A major new study built on more than three decades of fieldwork in Costa Rica’s Guanacaste Conservation Area suggests Earth may be home to far more insect species than scientists have long believed. The research, published in Proceedings of the National Academy of Sciences, estimates that the planet has about 14.2 million to 20.3 million insect species under its most conservative calculation.
A separate estimate in the study, using a wider range of uncertainty, approaches 30 million. That is far above the commonly accepted global estimate of roughly 6 million insect species and points to a striking conclusion: most insect life on Earth is still unknown to science.
The study is based on one of the most intensive tropical insect inventories ever assembled. Researchers analyzed more than 1.6 million insects collected in the Área de Conservación Guanacaste, or ACG, a protected area in northwestern Costa Rica that includes tropical dry forest, cloud forest and rainforest.
Much of the core data came from Malaise traps, tent-like field traps used to collect flying insects. Scientists also drew on decades of caterpillar-rearing programs, ecological observations and DNA barcoding, a technique that identifies species by reading a short section of genetic code. That genetic work revealed an enormous number of cryptic species, meaning insects that may look nearly identical to the human eye but are genetically distinct.

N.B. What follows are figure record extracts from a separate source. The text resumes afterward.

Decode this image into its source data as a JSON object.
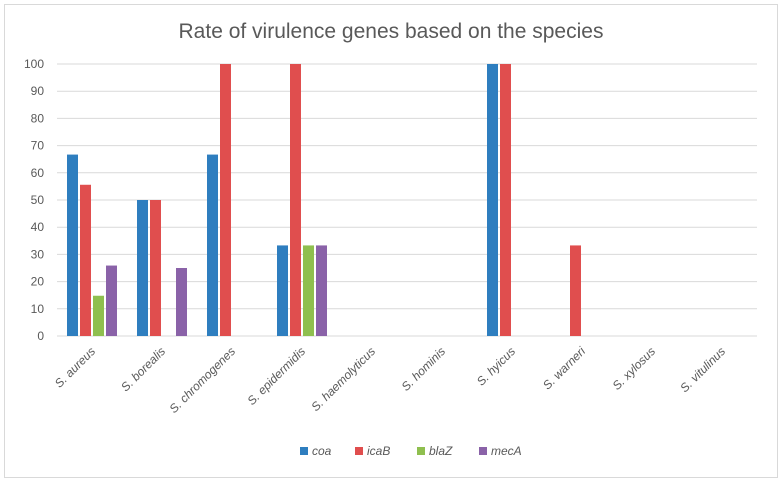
{
  "chart_data": {
    "type": "bar",
    "title": "Rate of virulence genes based on the species",
    "xlabel": "",
    "ylabel": "",
    "ylim": [
      0,
      100
    ],
    "yticks": [
      "0",
      "10",
      "20",
      "30",
      "40",
      "50",
      "60",
      "70",
      "80",
      "90",
      "100"
    ],
    "grid": true,
    "legend_position": "bottom",
    "categories": [
      "S. aureus",
      "S. borealis",
      "S. chromogenes",
      "S. epidermidis",
      "S. haemolyticus",
      "S. hominis",
      "S. hyicus",
      "S. warneri",
      "S. xylosus",
      "S. vitulinus"
    ],
    "series": [
      {
        "name": "coa",
        "color": "#2e7ebf",
        "values": [
          66.7,
          50,
          66.7,
          33.3,
          0,
          0,
          100,
          0,
          0,
          0
        ]
      },
      {
        "name": "icaB",
        "color": "#e04e4e",
        "values": [
          55.6,
          50,
          100,
          100,
          0,
          0,
          100,
          33.3,
          0,
          0
        ]
      },
      {
        "name": "blaZ",
        "color": "#8fbf4f",
        "values": [
          14.8,
          0,
          0,
          33.3,
          0,
          0,
          0,
          0,
          0,
          0
        ]
      },
      {
        "name": "mecA",
        "color": "#8a62a8",
        "values": [
          25.9,
          25,
          0,
          33.3,
          0,
          0,
          0,
          0,
          0,
          0
        ]
      }
    ]
  }
}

Researchers say between 93% and 97% of the world’s insect species may still lack formal scientific descriptions. In plain terms, most insects have not yet been named, classified or fully understood.
The work grew out of the long-running bioinventory program associated with conservation biologists Daniel Janzen and Winnie Hallwachs, along with Costa Rican parataxonomists and international researchers. Parataxonomists are highly trained local biodiversity specialists who work in the field collecting specimens, documenting ecological relationships and feeding data into scientific databases.
The Costa Rican team’s contribution is central to the study. For decades, ACG staff and collaborators have tracked insects, plants, caterpillars and parasitoid wasps across protected ecosystems, creating a rare long-term record of tropical biodiversity.
The study also used a deep inventory of Microgastrinae, a highly diverse group of small parasitoid wasps. These wasps lay eggs inside caterpillars, and their close relationship with host species made them useful for estimating how much insect diversity remains hidden even in a heavily studied area.
Researchers then compared the estimated richness of insects in ACG with global patterns for other groups, including trees, mammals, amphibians and moths, to project how many insect species may exist worldwide. The findings do not mean scientists directly counted every insect species on Earth. They are a statistical estimate based on field data, DNA evidence and ecological comparisons. But the study argues that older estimates have likely understated the true scale of insect diversity.
For Costa Rica, the publication is also a reminder of the global value of long-term conservation work. The Guanacaste Conservation Area is not only a protected landscape, but a living research site that has helped reshape one of biology’s biggest questions: how much life is actually out there?
Alejandro Masís, director of the Guanacaste Conservation Area, said the findings point to the need to keep discovering, understanding and protecting biodiversity at a time when ecosystems face mounting pressure. Robert Puschendorf, a Costa Rican conservation biologist and associate professor at the University of Plymouth, said the study underscores that conservation is not only about known species, but also the countless organisms that remain undescribed.
That point may be the study’s most practical message. If most insect species are still unknown, habitat loss, climate change and pollution may be affecting forms of life humanity has not even identified. Costa Rica has long promoted itself as a biodiversity leader. This study gives that claim scientific weight, showing how decades of protected-area management, local field expertise and international research can produce findings with worldwide importance.